About Gretchen Dykstra
Gretchen Dykstra does not have a classic “career”, but she does have a rich professional life. Born in New York City and raised outside of Philadelphia, she attended a Quaker elementary school that taught her to care about the world and other people, and a girls’ high school that taught her how to write.
She graduated from the University of Wisconsin-Madison, a long family tradition, and then, not knowing what to do, she attended Bank Street College of Education and learned that teaching is great preparation for a whole host of jobs.
She taught in a middle school, worked as a freelance writer, and then taught English at a college in Wuhan, China from 1979-1981.
Back in New York, Dykstra cut her civic and political teeth at the NYC Charter Revision Commission of 1989. During the ‘90s she ran the highly visible and successful Times Square BID where she and her staff did everything from cleaning and patrolling the streets to advancing the rezoning of porn shops to lowering the New Year’s Eve ball.
Post 9/11, she was appointed Commissioner of the NYC Department of Consumer Affairs where she regulated small businesses and protected consumers. In 2005 she became the first CEO of the National 9/11 Memorial and Museum Foundation, but resigned within a year frustrated by the political confusion.

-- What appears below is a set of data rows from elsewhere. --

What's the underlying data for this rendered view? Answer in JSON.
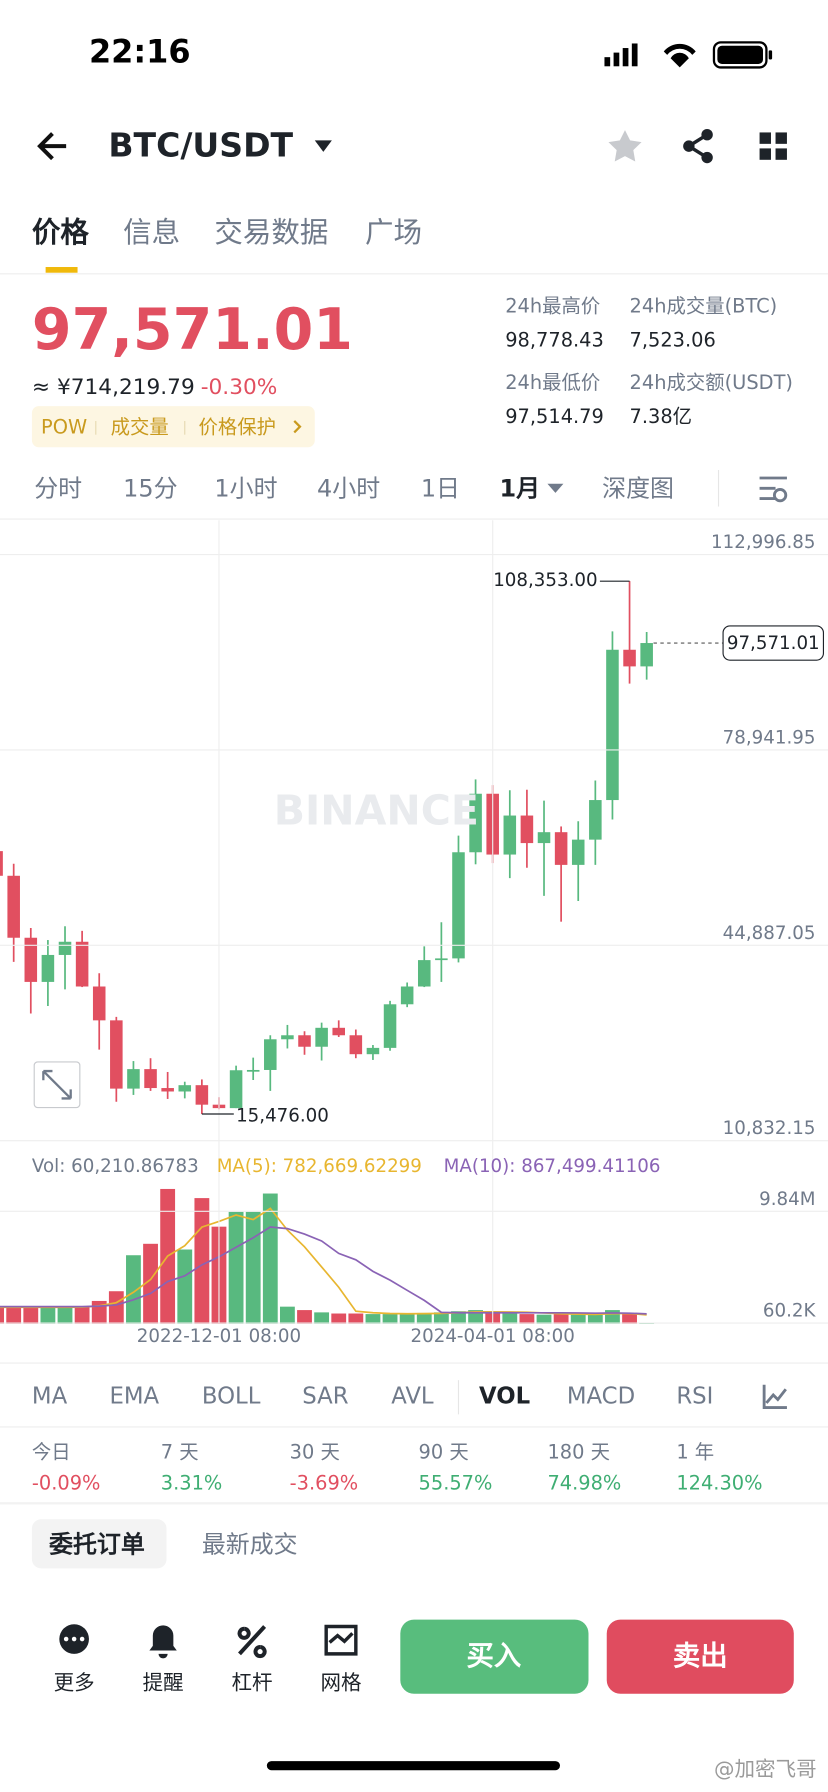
{
  "status_bar": {
    "time": "22:16"
  },
  "header": {
    "pair": "BTC/USDT"
  },
  "tabs": [
    "价格",
    "信息",
    "交易数据",
    "广场"
  ],
  "price": {
    "last": "97,571.01",
    "cny": "≈ ¥714,219.79",
    "change": "-0.30%"
  },
  "tags": [
    "POW",
    "成交量",
    "价格保护"
  ],
  "stats": [
    {
      "label": "24h最高价",
      "value": "98,778.43"
    },
    {
      "label": "24h成交量(BTC)",
      "value": "7,523.06"
    },
    {
      "label": "24h最低价",
      "value": "97,514.79"
    },
    {
      "label": "24h成交额(USDT)",
      "value": "7.38亿"
    }
  ],
  "intervals": [
    "分时",
    "15分",
    "1小时",
    "4小时",
    "1日",
    "1月",
    "深度图"
  ],
  "chart_data": {
    "type": "candlestick",
    "watermark": "BINANCE",
    "up_color": "#58b97f",
    "down_color": "#e14f60",
    "categories": [
      null,
      null,
      null,
      null,
      null,
      null,
      null,
      null,
      null,
      null,
      null,
      null,
      null,
      "2022-12-01 08:00",
      null,
      null,
      null,
      null,
      null,
      null,
      null,
      null,
      null,
      null,
      null,
      null,
      null,
      null,
      null,
      "2024-04-01 08:00",
      null,
      null,
      null,
      null,
      null,
      null,
      null,
      null,
      null
    ],
    "open": [
      61300,
      57000,
      46200,
      38500,
      43200,
      45500,
      37700,
      31800,
      19900,
      23300,
      20000,
      19400,
      20500,
      17100,
      16500,
      23100,
      23150,
      28500,
      29200,
      27200,
      30500,
      29200,
      25900,
      27000,
      34600,
      37700,
      42300,
      42600,
      61100,
      71300,
      60700,
      67500,
      62700,
      64600,
      58900,
      63300,
      70200,
      96400,
      93500
    ],
    "high": [
      69000,
      59100,
      47900,
      45800,
      48200,
      47400,
      40000,
      32400,
      24700,
      25200,
      22800,
      21100,
      21500,
      18400,
      23900,
      25300,
      29200,
      31000,
      29900,
      31400,
      31800,
      30200,
      27500,
      35200,
      38400,
      44700,
      48900,
      64000,
      73800,
      72800,
      71900,
      72000,
      70100,
      65600,
      66500,
      73600,
      99600,
      108353,
      99500
    ],
    "low": [
      53300,
      42000,
      33000,
      34300,
      37200,
      37600,
      26700,
      17600,
      18800,
      19500,
      18100,
      18200,
      15476,
      16300,
      16500,
      21400,
      19500,
      26900,
      25800,
      24800,
      28900,
      25200,
      24900,
      26500,
      34100,
      37600,
      38500,
      41900,
      59000,
      59200,
      56600,
      58400,
      53500,
      49000,
      52600,
      58900,
      66800,
      90500,
      91200
    ],
    "close": [
      57000,
      46200,
      38500,
      43200,
      45500,
      37700,
      31800,
      19900,
      23300,
      20000,
      19400,
      20500,
      17100,
      16500,
      23100,
      23150,
      28500,
      29200,
      27200,
      30500,
      29200,
      25900,
      27000,
      34600,
      37700,
      42300,
      42600,
      61100,
      71300,
      60700,
      67500,
      62700,
      64600,
      58900,
      63300,
      70200,
      96400,
      93500,
      97571.01
    ],
    "max_label": "108,353.00",
    "min_label": "15,476.00",
    "last_label": "97,571.01",
    "ylim": [
      10832.15,
      118982
    ],
    "yticks": [
      {
        "value": 112996.85,
        "label": "112,996.85"
      },
      {
        "value": 78941.95,
        "label": "78,941.95"
      },
      {
        "value": 44887.05,
        "label": "44,887.05"
      },
      {
        "value": 10832.15,
        "label": "10,832.15"
      }
    ],
    "grid": true,
    "volume": {
      "label": "Vol: 60,210.86783",
      "values": [
        1450000,
        1450000,
        1450000,
        1450000,
        1450000,
        1500000,
        2000000,
        2850000,
        6000000,
        7000000,
        11800000,
        6500000,
        11000000,
        8500000,
        9800000,
        9800000,
        11400000,
        1500000,
        1200000,
        1000000,
        900000,
        900000,
        850000,
        850000,
        900000,
        950000,
        1000000,
        1100000,
        1200000,
        1000000,
        900000,
        850000,
        800000,
        850000,
        800000,
        800000,
        1200000,
        900000,
        60210.86783
      ],
      "ylim": [
        0,
        15030000
      ],
      "yticks": [
        {
          "value": 9840000,
          "label": "9.84M"
        },
        {
          "value": 60200,
          "label": "60.2K"
        }
      ],
      "ma": [
        {
          "name": "MA(5): 782,669.62299",
          "color": "#e8b630",
          "values": [
            1450000,
            1450000,
            1450000,
            1450000,
            1450000,
            1460000,
            1570000,
            1850000,
            2760000,
            3870000,
            5930000,
            6830000,
            8460000,
            8960000,
            9520000,
            9120000,
            10100000,
            8200000,
            6740000,
            4980000,
            3200000,
            1100000,
            970000,
            900000,
            880000,
            890000,
            910000,
            970000,
            1040000,
            1050000,
            1030000,
            1010000,
            950000,
            880000,
            840000,
            820000,
            890000,
            910000,
            782669.62299
          ]
        },
        {
          "name": "MA(10): 867,499.41106",
          "color": "#8a63b5",
          "values": [
            1500000,
            1500000,
            1500000,
            1500000,
            1500000,
            1500000,
            1550000,
            1650000,
            2100000,
            2660000,
            3700000,
            4200000,
            5160000,
            5860000,
            6700000,
            7530000,
            8470000,
            8330000,
            7850000,
            7250000,
            6160000,
            5600000,
            4590000,
            3820000,
            2930000,
            2050000,
            1000000,
            970000,
            970000,
            970000,
            970000,
            960000,
            960000,
            960000,
            950000,
            930000,
            950000,
            930000,
            867499.41106
          ]
        }
      ]
    }
  },
  "indicators": [
    "MA",
    "EMA",
    "BOLL",
    "SAR",
    "AVL",
    "VOL",
    "MACD",
    "RSI"
  ],
  "performance": [
    {
      "label": "今日",
      "value": "-0.09%"
    },
    {
      "label": "7 天",
      "value": "3.31%"
    },
    {
      "label": "30 天",
      "value": "-3.69%"
    },
    {
      "label": "90 天",
      "value": "55.57%"
    },
    {
      "label": "180 天",
      "value": "74.98%"
    },
    {
      "label": "1 年",
      "value": "124.30%"
    }
  ],
  "order_tabs": [
    "委托订单",
    "最新成交"
  ],
  "actions": [
    "更多",
    "提醒",
    "杠杆",
    "网格"
  ],
  "buy": "买入",
  "sell": "卖出",
  "watermark": "@加密飞哥"
}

Gretchen was an at-home student of William Zinsser (1922-2015) who helped her through her first book, Pinery Boys, and inspired Civic Pioneers. She released her memoir, Echoes from Wuhan, in July 2022.
After decades in New York, she now lives in the Hudson Valley. Having finished her book about Berea, Dykstra is now exploring the beautiful and complicated town of Manchester in eastern KY.